Ticketing: A licence not a commodity

Following the usual law-of-unintended consequences, this (not) consumer-friendly attitude was one reason for the growth of unauthorised resale marketplaces, (where event rights owners claim the ticket is merely a restrictive licence and not a commodity) and the growth of ticket insurance schemes – where the consumer pays, again, to insure against the purchase they’re just made, with event rights owners receiving insurance commission kickbacks.

And so, following the ‘debacle’ of the Taylor Swift Eras Tour presale, when the Messina Group (AEG) successfully sold over 2M tickets (plus 400K via Capital One) in one day via Ticketmaster (Live Nation), the ticketing industry shrugs its collective shoulders and says, “Crisis? What crisis?”

Perhaps opportunistically, there has been a raft of US politicians who have denounced the alleged ‘anticompetitive’ and ‘fraudulent’ presale process.
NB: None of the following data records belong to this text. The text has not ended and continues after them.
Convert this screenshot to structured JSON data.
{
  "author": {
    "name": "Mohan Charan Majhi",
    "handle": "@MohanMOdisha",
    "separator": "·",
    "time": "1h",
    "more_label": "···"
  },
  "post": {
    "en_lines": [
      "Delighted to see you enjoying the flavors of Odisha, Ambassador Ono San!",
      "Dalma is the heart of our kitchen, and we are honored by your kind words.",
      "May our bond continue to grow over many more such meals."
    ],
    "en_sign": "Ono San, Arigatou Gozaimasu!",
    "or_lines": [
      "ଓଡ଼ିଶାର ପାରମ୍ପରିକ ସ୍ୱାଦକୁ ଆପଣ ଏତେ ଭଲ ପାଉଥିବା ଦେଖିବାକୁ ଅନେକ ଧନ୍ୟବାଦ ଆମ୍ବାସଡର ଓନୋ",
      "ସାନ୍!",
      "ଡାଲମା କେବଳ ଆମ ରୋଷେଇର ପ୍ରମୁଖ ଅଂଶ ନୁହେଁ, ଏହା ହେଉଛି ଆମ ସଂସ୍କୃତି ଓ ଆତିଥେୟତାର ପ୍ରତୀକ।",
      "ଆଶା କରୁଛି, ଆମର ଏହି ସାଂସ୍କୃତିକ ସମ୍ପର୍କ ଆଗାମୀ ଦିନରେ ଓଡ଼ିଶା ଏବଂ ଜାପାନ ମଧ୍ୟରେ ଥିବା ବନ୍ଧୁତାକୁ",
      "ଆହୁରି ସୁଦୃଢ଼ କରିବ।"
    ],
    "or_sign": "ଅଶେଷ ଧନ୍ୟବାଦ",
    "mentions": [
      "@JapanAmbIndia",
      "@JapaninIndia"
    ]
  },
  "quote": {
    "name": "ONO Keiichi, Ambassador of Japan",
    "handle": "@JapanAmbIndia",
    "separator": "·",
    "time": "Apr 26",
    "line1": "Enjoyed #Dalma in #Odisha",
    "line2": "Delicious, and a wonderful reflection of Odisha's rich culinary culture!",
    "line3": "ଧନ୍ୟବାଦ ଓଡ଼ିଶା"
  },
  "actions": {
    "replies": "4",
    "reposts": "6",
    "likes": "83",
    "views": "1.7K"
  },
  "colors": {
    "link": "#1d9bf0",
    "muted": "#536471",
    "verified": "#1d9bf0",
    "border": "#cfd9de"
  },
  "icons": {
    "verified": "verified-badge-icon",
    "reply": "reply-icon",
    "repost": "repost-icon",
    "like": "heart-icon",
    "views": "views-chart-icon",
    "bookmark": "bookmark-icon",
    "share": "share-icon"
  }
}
There have also been calls for the Department of Justice to revisit the 2010 Live Nation-Ticketmaster merger.

Lina Khan, chair of the Federal Trade Commission (FTC), has avoided directly commenting upon any potential review process but has offered the opinion that when, “firms become dominant, they become too big to care.” She further stated that typically for dominant operators, “There is a certain amount of investment in their services and their products that we don’t see because they’re not facing robust competition.”

Senators Richard Blumenthal and Marsha Blackburn have now asked Khan how the FTC plans to enforce the 2016 law known as the Better Online Ticket Sales (BOTS) Act, which was designed to crack down on the kind of illegal bots – claimed by Ticketmaster to be a key reason for their Eras system failure.

Jan Schakowsky and Gus Bilirakis of the House Energy and Commerce Committee have also written to Live Nation CEO Michael Rapino requesting that he clarify the ticketing process for the Eras tour and provide a list of actions the company will now take to ensure consumers will have better access to live entertainment in the future.

Lawsuits from Vigilante Legal, representing individual Taylor Swift fans, and another California lawsuit that alleges Ticketmaster violated the California Cartwright Act and the California Unfair Competition Law during its presale to “verified fans,” have also been served. This latest complaint seeks a civil fine of $2,500 per violation, alongside plaintiffs seeking the costs of attorneys’ fees and any additional relief the court deems.

So, the clamour to some remedial change in behaviour and/or market operations and increased sector competition is growing. And seemingly all initiated by a ‘failed’ presale of 2M+ ticket sales.